Twelve years later and despite historic advancements by the LGBT community at all levels (individuals, schools, businesses, sports, entertainment, military, and state and federal governments) the BSA just this past July strongly re-affirmed that it will continue to exclude gays. You remain fixated with your narrow thinking.
As scouts, we were shown how to be leaders and were expected to lead. Yet, here is where the BSA’s failure at leadership – and hypocrisy – are so plainly seen. We are told that an eleven-person committee studied this issue for two years, but that the status quo will remain. The two-year study was done in secret. By a committee whose make-up is a secret. No announcements, no transparency. No details made public. And then, on July 17th, the public was told about this study and its result: scouts who are “open and avowed [homosexuals]” will not be accepted. Presumably, this is some type of a don’t-ask-don’t-tell policy – just hide who you are or lie about who you are and you’ll be allowed into the BSA. But why should anyone have to be afraid to say who they are? Or have to lie? Or not express themselves? Why shouldn’t a gay scout be able to be open about who he is? Or join his school’s GLSEN chapter? Or walk in a Gay Pride parade? Why shouldn’t a lesbian mom not be welcomed as a volunteer?
You already know about intolerance, bullying, the suicide rate among gay youth, and the difficulties gay teens have growing up. You had an opportunity to be a shining example of what is good in people and good in organizations: accepting others for who they are and seeing the good – not the imaginary bad – in people. You could have shown leadership, but chose not to. In your July 17, 2012 news release you, without citing any specifics or details of the study, noted that your committee felt a majority of BSA members and parents agreed with your decision. That is not leadership. Leadership is taking the right position, based on the right principles. Here inclusion is right, not wrong. Leadership is not just going with the majority vote. That’s the easy way out.

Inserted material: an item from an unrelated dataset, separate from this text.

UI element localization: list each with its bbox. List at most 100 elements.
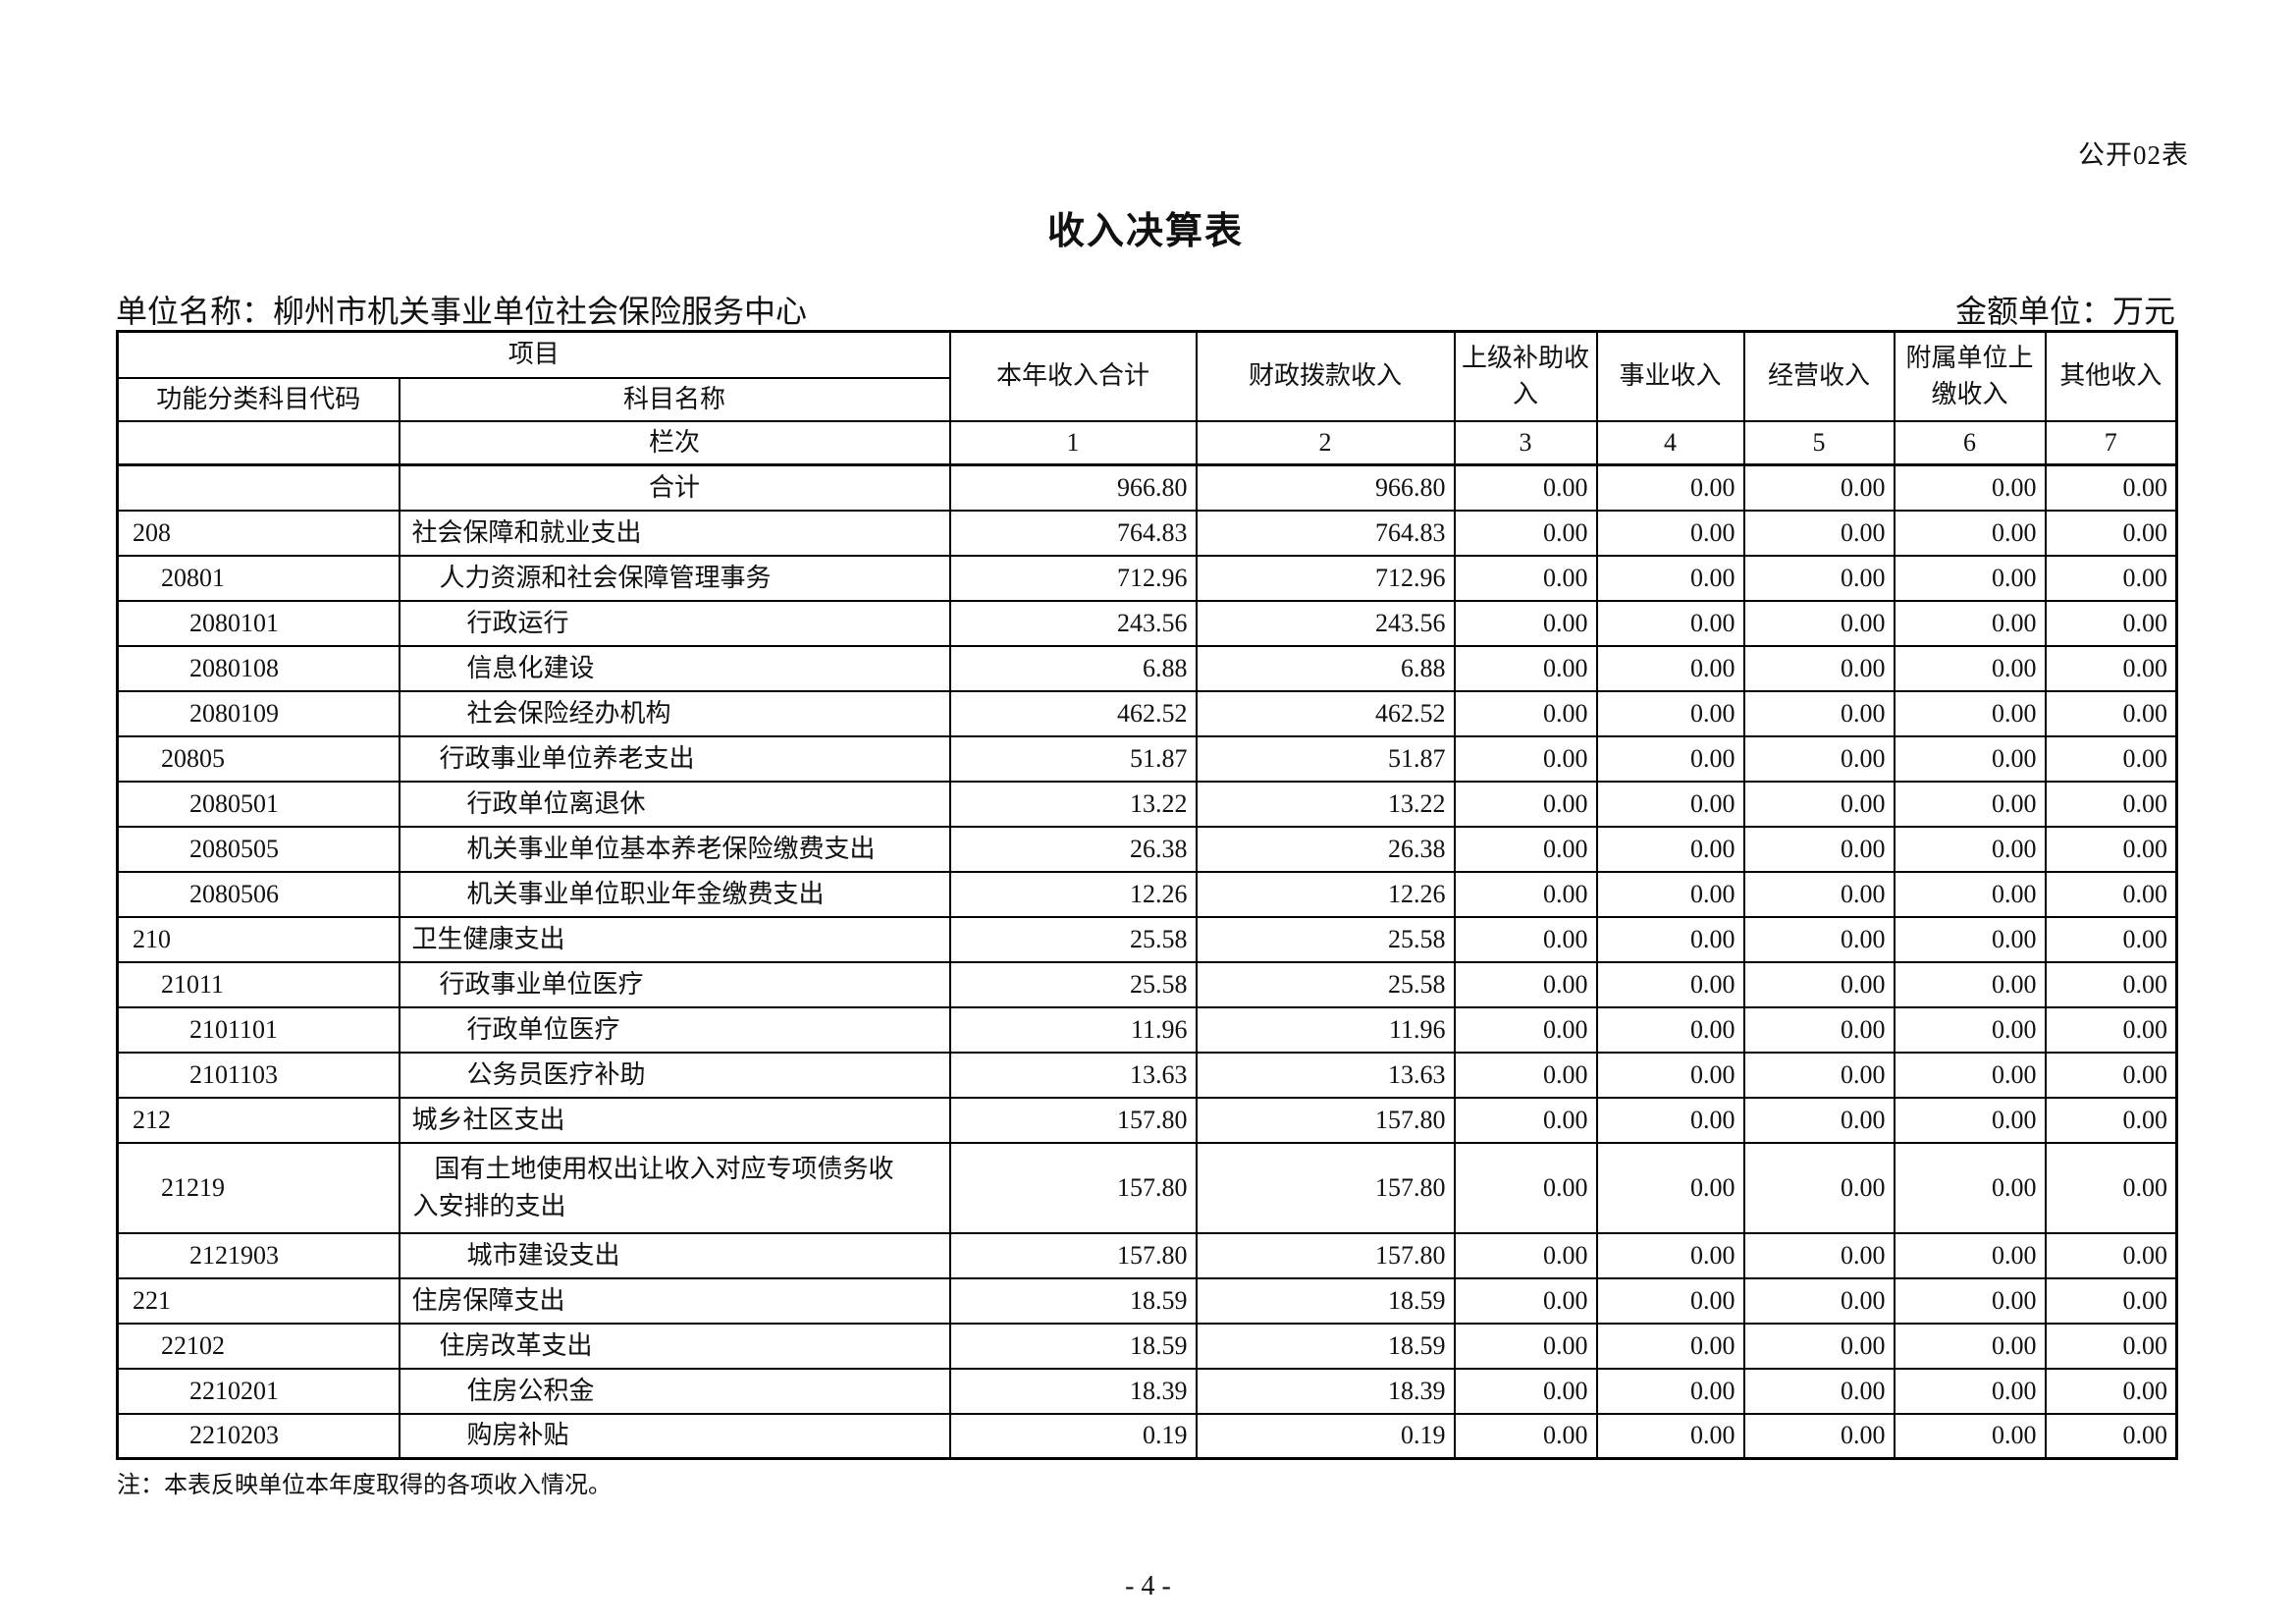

The Scout Law states that a scout is “friendly,” which the BSA has instructed in scouting materials to mean that a scout “must accept the other person as he is … and respect his differences.” How hypocritical it is for you to continue to promote just the opposite: a gay scout will be accepted only if he masks his true self. His differences will never be respected because they cannot be known.
I can be proud of what I did in the Boy Scouts and the work it took to earn the Eagle medal that roughly 3% of scouts achieve. But the organization that awarded it to me when I was 15 years old is hurting too many people by its refusal to change. I hope you, perhaps with new leadership, will soon welcome all people and value inclusion over hurtful beliefs as to who is “morally straight.” Just because a policy is legal, as yours evidently is, does not mean it is morally right. I know that someday the BSA will see that. And I think, deep down, you know that too.